Nonprofit organization based in Israel

Meir Panim is a nonprofit organization based in Israel, with branches in several cities. Hebrew for "brighten faces", Meir Panim was established to promote, support and further activities which are committed to providing both immediate and long-term relief to the impoverished- young and old alike- via a dynamic range of food and social service programs, all aimed at helping the needy with dignity and respect.

==Background==
The organization was founded in 2000 with the goal of creating a "different' kind of soup kitchen, where those who come in feel like patrons at a restaurant, with no questions asked, and with the utmost dignity and respect.
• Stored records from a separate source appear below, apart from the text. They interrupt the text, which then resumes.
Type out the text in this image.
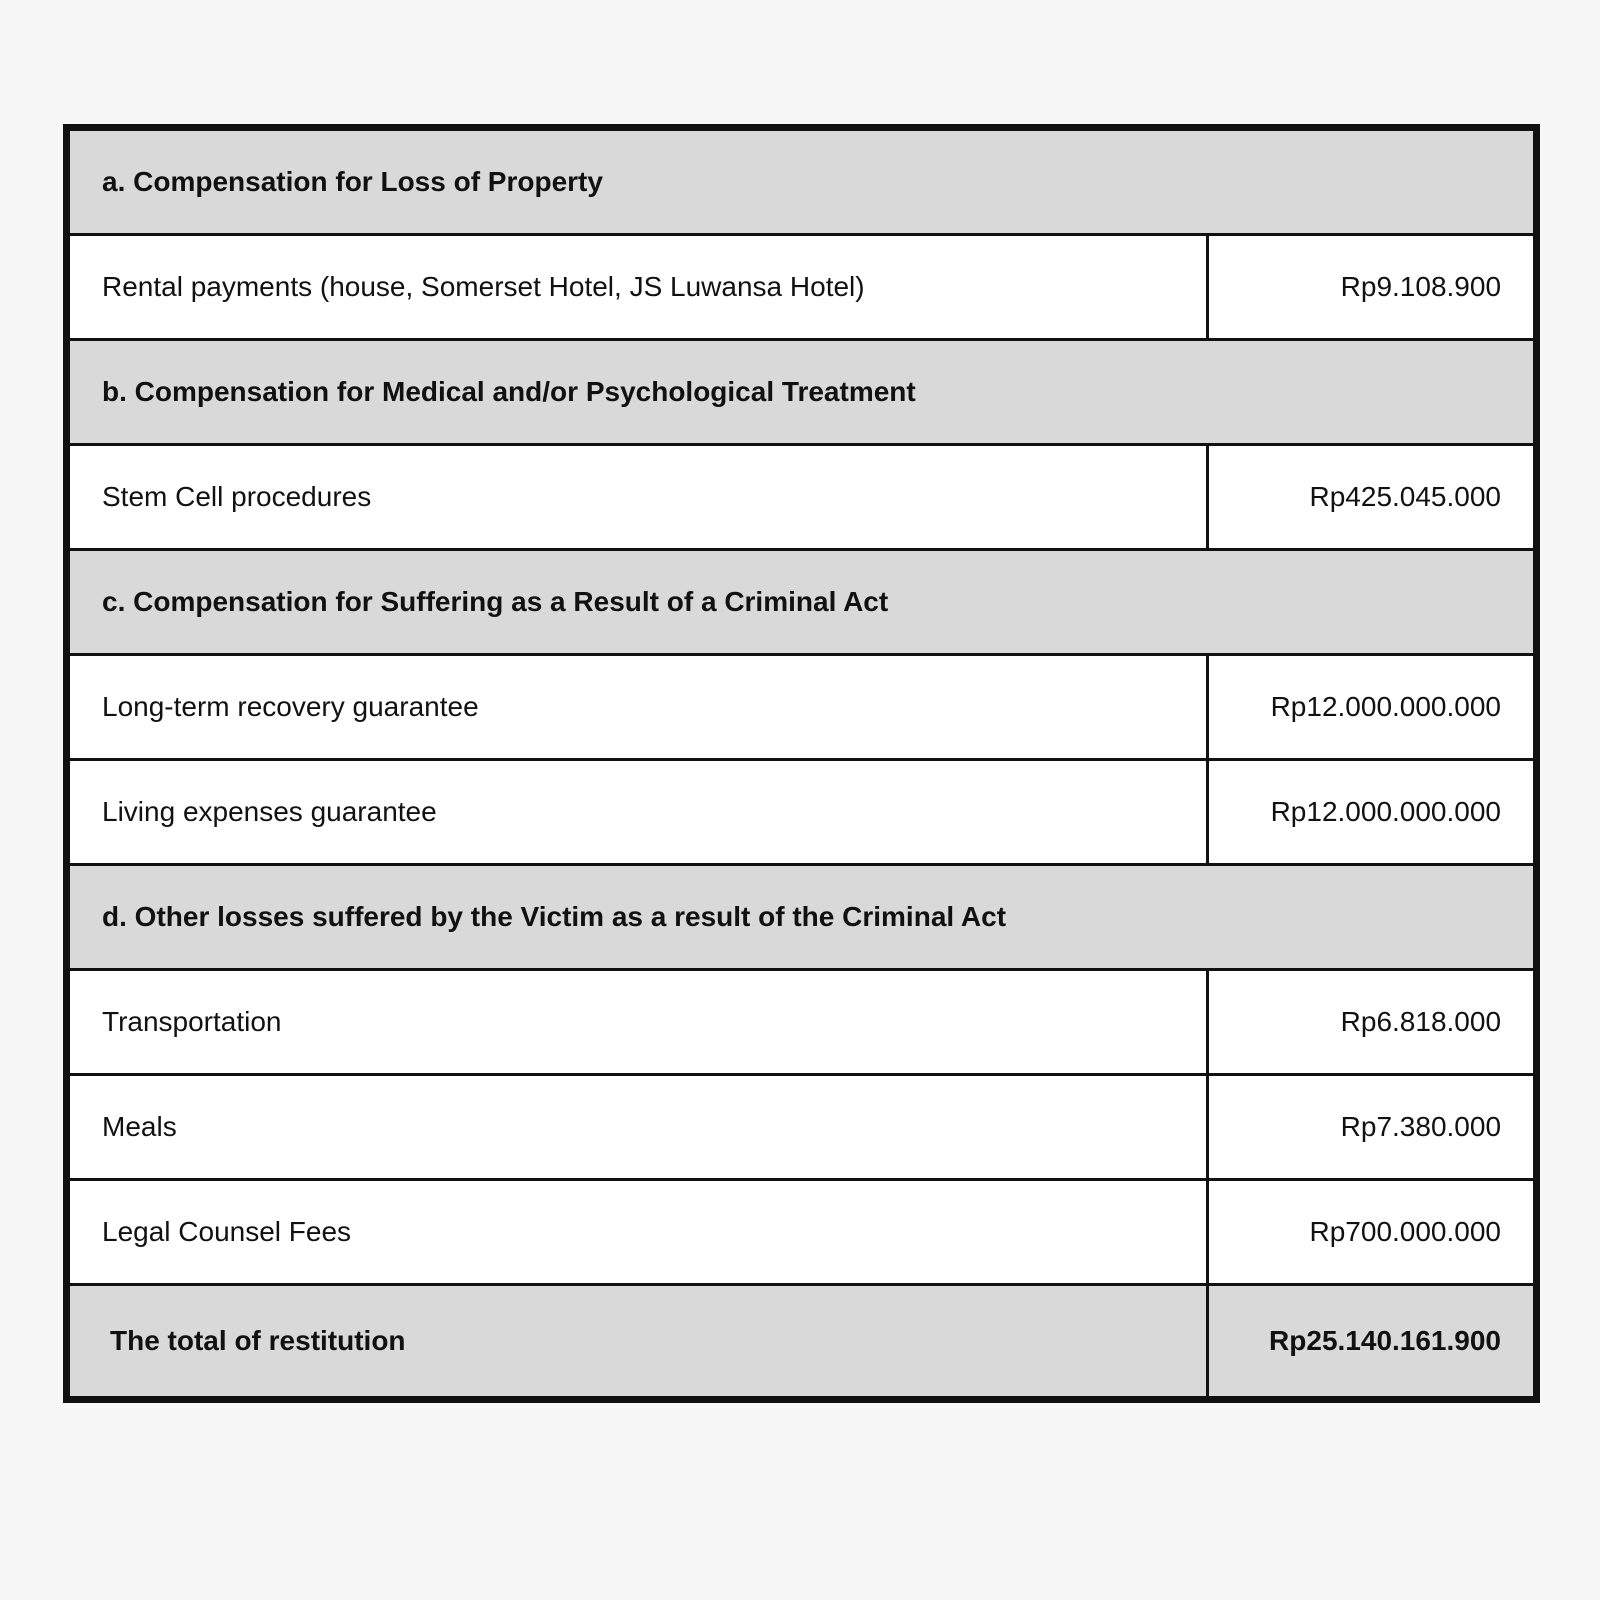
a. Compensation for Loss of Property	
Rental payments (house, Somerset Hotel, JS Luwansa Hotel)	Rp9.108.900
b. Compensation for Medical and/or Psychological Treatment	
Stem Cell procedures	Rp425.045.000
c. Compensation for Suffering as a Result of a Criminal Act	
Long-term recovery guarantee	Rp12.000.000.000
Living expenses guarantee	Rp12.000.000.000
d. Other losses suffered by the Victim as a result of the Criminal Act	
Transportation	Rp6.818.000
Meals	Rp7.380.000
Legal Counsel Fees	Rp700.000.000
The total of restitution	Rp25.140.161.900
Since then, Meir Panim has grown to a full social service operation, with multiple branches and services in partnership with local municipalities in order to offer a range of safety net opportunities to help those in need get back on their feet and break the cycle of poverty. Initiatives include job training and educational workshops for youths and adults.

The organization's annual budget in 2017 was around £5.6 million (around US$7.25 million).

===Programs===
Meir Panim operates a diverse group of programs dedicated to tackling a wide-range of issues those in need may face, to help break the cycle of poverty. Programs include:

- A network of Free Restaurant-Style Soup Kitchens
- Meals-on-Wheels
- Neighborhood Youth Centers
- Holocaust Survivor Day Center

- Pre-paid food shopping card distribution
- Meals for children
- Holiday food package distributions
- Power of Giving
- Challah for Shabbat

===Branches===
The organization's operates in a number of cities across the country, including Jerusalem, Tzfat, Dimona, Or Akiva, Tiberias and Sderot.

Several branches have formed to raise funds from the Jewish Diaspora, including the American Friends of Meir Panim (AFMP) in the United States and Manna UK in the United Kingdom, Friends of Meir Panim in France, and operations in Canda, Switzerland and Australia as well.